もちろん、この写真に写っている高圧線の鉄塔なんか無かったし、田んぼのあぜ道だって曲がりくねってたでしょう。遠くに見える家々も、私が若かった頃はもっと茶色っぽい昔ながらの家ばっかりでした。

それでもね、山の形は同じだし、家々が集まってる様子も同じ。5月の田植えの頃にはやっぱり爽やかな風が吹いてたでしょう。この同じ風景を、300年前の初代から続く先祖たちもみんな当たり前のように眺めながら、そして当たり前のように大工として生きてきたわけです。
高圧線の鉄塔が建って、田んぼのあぜ道がまっすぐになったように、私ら大工の世界も新しい技術がどんどん入ってきました。道具の進歩もすごいけど、家の性能の進歩もすごいですよ。

中でも、住む人が一番感じる進歩は断熱性能じゃないですかね。少し前までだったら、どんなにお金をかけた御殿みたいな家でも、夏は暑くて冬は寒いのは当たり前でした。それを冷暖房で力づくで何とかしようとすれば、ものすごい光熱費がかかったもんです。

でも、今の新しい家は違いますね。外壁や屋根の内側、それに床下にも高性能の断熱材をしっかり入れて、家じゅうがたった一台のエアコンだけで廊下もトイレも全部快適な温度に保たれるようになってます。

こういう断熱性能の高い家っていうのは、昔ながらの柱や梁が見えるようなデザインではできないんだと思ってる人もいるようだけど、そんなことはないんですよ。私の今の自宅は自分で建てた昔ながらのデザインですけど、けっこう大きい家なのにエアコン一台で一年中快適です。

そうそう、断熱のことでちょっと笑い話みたいなことがあるんで聞いて下さい。

ここ月岡の家々はほとんど私ら大桃一族が建てたものだから、時々お客さんの所に行って話をするんですよ。「そろそろ息子さんも家を建てるころですよね。私らに安心して任せてもらうように言ってもらえませんか?」ってね。そうしたら、「こんな、夏は暑くて冬は寒い家しか建てられない大桃さんには頼みたくない、と息子が言ってる」っていうんです。

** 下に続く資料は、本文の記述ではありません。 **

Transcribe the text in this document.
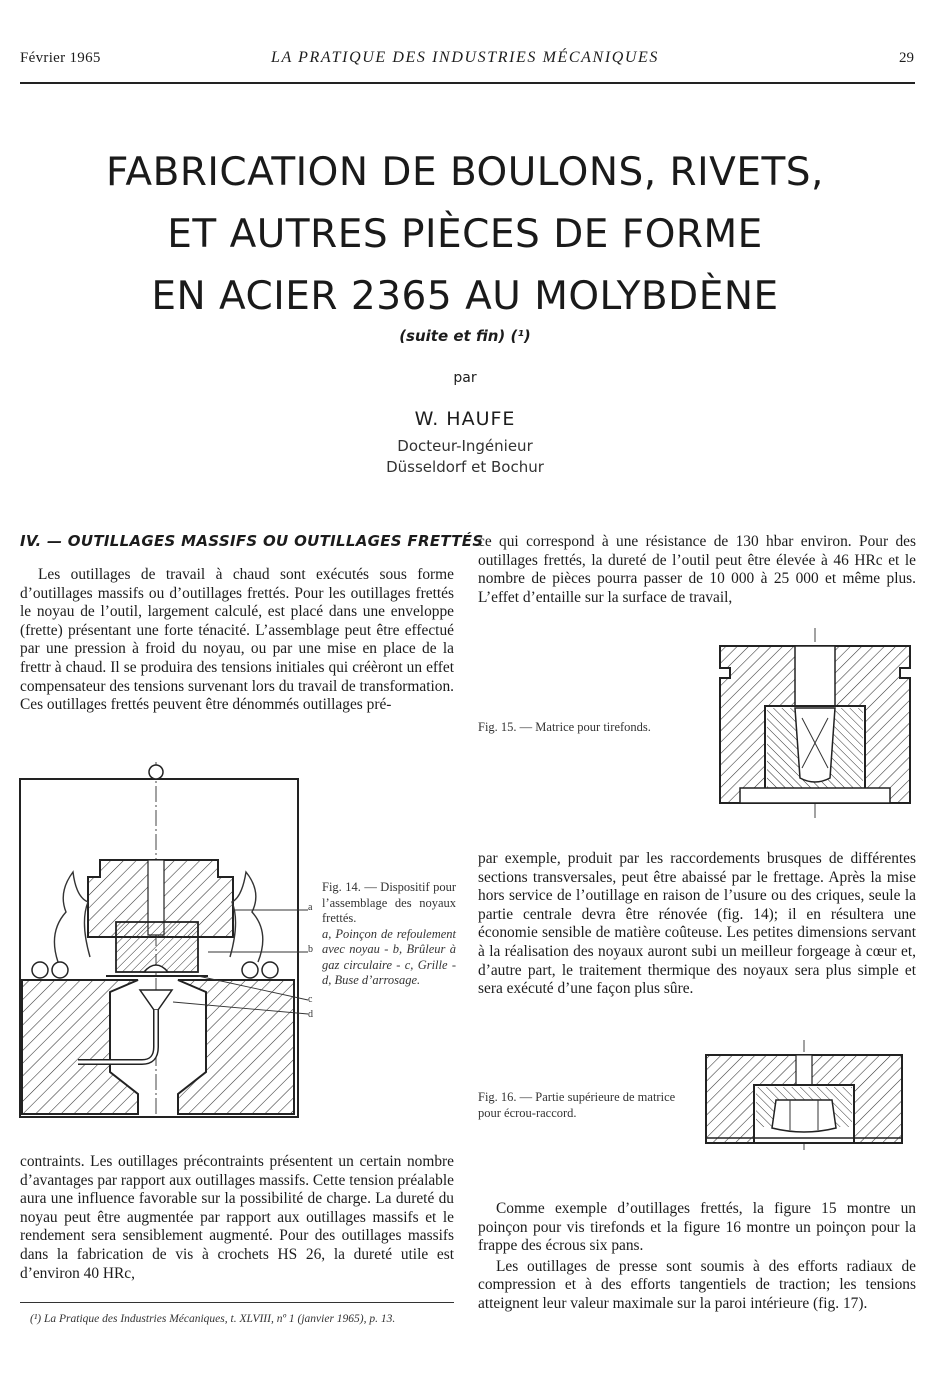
Février 1965	LA PRATIQUE DES INDUSTRIES MÉCANIQUES	29
FABRICATION DE BOULONS, RIVETS,
ET AUTRES PIÈCES DE FORME
EN ACIER 2365 AU MOLYBDÈNE
(suite et fin) (¹)
par
W. HAUFE
Docteur-Ingénieur
Düsseldorf et Bochur
IV. — OUTILLAGES MASSIFS OU OUTILLAGES FRETTÉS

Les outillages de travail à chaud sont exécutés sous forme d’outillages massifs ou d’outillages frettés. Pour les outillages frettés le noyau de l’outil, largement calculé, est placé dans une enveloppe (frette) présentant une forte ténacité. L’assemblage peut être effectué par une pression à froid du noyau, ou par une mise en place de la frettr à chaud. Il se produira des tensions initiales qui créèront un effet compensateur des tensions survenant lors du travail de transformation. Ces outillages frettés peuvent être dénommés outillages pré-

ce qui correspond à une résistance de 130 hbar environ. Pour des outillages frettés, la dureté de l’outil peut être élevée à 46 HRc et le nombre de pièces pourra passer de 10 000 à 25 000 et même plus. L’effet d’entaille sur la surface de travail,

Fig. 15. — Matrice pour tirefonds.
a
b
c
d
Fig. 14. — Dispositif pour l’assemblage des noyaux frettés.
a, Poinçon de refoulement avec noyau - b, Brûleur à gaz circulaire - c, Grille - d, Buse d’arrosage.

par exemple, produit par les raccordements brusques de différentes sections transversales, peut être abaissé par le frettage. Après la mise hors service de l’outillage en raison de l’usure ou des criques, seule la partie centrale devra être rénovée (fig. 14); il en résultera une économie sensible de matière coûteuse. Les petites dimensions servant à la réalisation des noyaux auront subi un meilleur forgeage à cœur et, d’autre part, le traitement thermique des noyaux sera plus simple et sera exécuté d’une façon plus sûre.

Fig. 16. — Partie supérieure de matrice pour écrou-raccord.

contraints. Les outillages précontraints présentent un certain nombre d’avantages par rapport aux outillages massifs. Cette tension préalable aura une influence favorable sur la possibilité de charge. La dureté du noyau peut être augmentée par rapport aux outillages massifs et le rendement sera sensiblement augmenté. Pour des outillages massifs dans la fabrication de vis à crochets HS 26, la dureté utile est d’environ 40 HRc,

Comme exemple d’outillages frettés, la figure 15 montre un poinçon pour vis tirefonds et la figure 16 montre un poinçon pour la frappe des écrous six pans.

Les outillages de presse sont soumis à des efforts radiaux de compression et à des efforts tangentiels de traction; les tensions atteignent leur valeur maximale sur la paroi intérieure (fig. 17).

(¹) La Pratique des Industries Mécaniques, t. XLVIII, nº 1 (janvier 1965), p. 13.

いやいや、それは大きな誤解ですよ。私がその家を建てた頃はね、まだ日本中の家が断熱材なんか使ってなかったですよ。だから、その家が夏は暑くて冬は寒いのは、私の技術不足でも知識不足でもありません。今私が建ててる家は、大手ハウスメーカーよりも断熱性能が高いんですからね。
時代の変化や技術の進歩でいろんなことが変わっている建築業界ですけど、私が300年前の初代から受け継いでいる「大工の誇り」だけは決して手放しません。新しいことにどんどん挑戦するのも、すべてはお客さんの幸せを思えばこそです。